Newly appointed Corrections Commissioner Joseph Ponte is invited to speak at a public forum on Thursday about alternatives to solitary confinement in the city’s jail system.
While the city’s jail population has declined over the past few years to record lows, the use of solitary confinement, known locally as “punitive segregation, to discipline detainees has increased.
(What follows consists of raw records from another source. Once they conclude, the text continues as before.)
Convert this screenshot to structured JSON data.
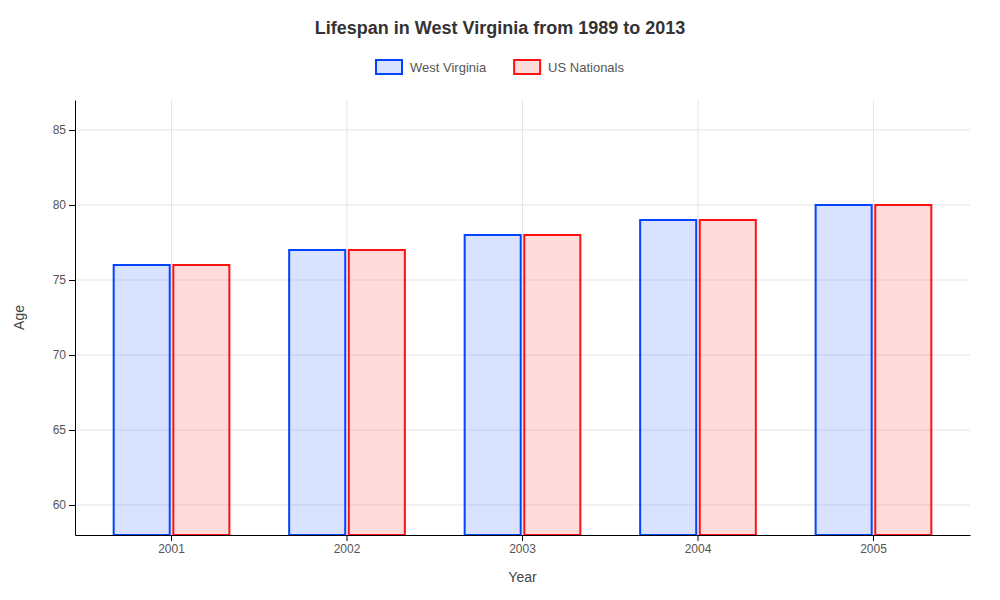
{
  "chart_data": {
    "type": "bar",
    "title": "Lifespan in West Virginia from 1989 to 2013",
    "xlabel": "Year",
    "ylabel": "Age",
    "categories": [
      "2001",
      "2002",
      "2003",
      "2004",
      "2005"
    ],
    "series": [
      {
        "name": "West Virginia",
        "color": "#0044ff",
        "values": [
          76,
          77,
          78,
          79,
          80
        ]
      },
      {
        "name": "US Nationals",
        "color": "#ff1111",
        "values": [
          76,
          77,
          78,
          79,
          80
        ]
      }
    ],
    "ylim": [
      58,
      87
    ],
    "yticks": [
      60,
      65,
      70,
      75,
      80,
      85
    ],
    "grid": true,
    "legend": "top"
  }
}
Detainees in punitive segregation can be kept in special units up to 23 hours per day.
“It’s become really the modus operandi,” said Gordon Campbell, chair of the Board of Corrections, which is organizing the forum. “What we’re hoping to learn is what can happen in terms of training, what can happen in terms of a shift of the culture.”
Campbell said he has high hopes that Commissioner Ponte will be tackling the problem during his tenure, given a record of decreasing the use of punitive segregation in his previous job as Maine corrections chief.
Besides Commissioner Ponte, speakers at the forum are expected to include Harold Clarke of the Virginia Department of Corrections; Jane Lovelle of the San Francisco County jails; and Richard Dudley, a forensic psychiatrist who was researched solitary confinement extensively. Campbell will moderate.
The forum is one step in a process toward revising policies surrounding punitive segregation, which will get underway in September, Campbell said.
If you go:
Where: CUNY Law School, 2 Court Square, Long Island City, Queens
When: Thursday, June 12, 6 p.m. to 8 p.m.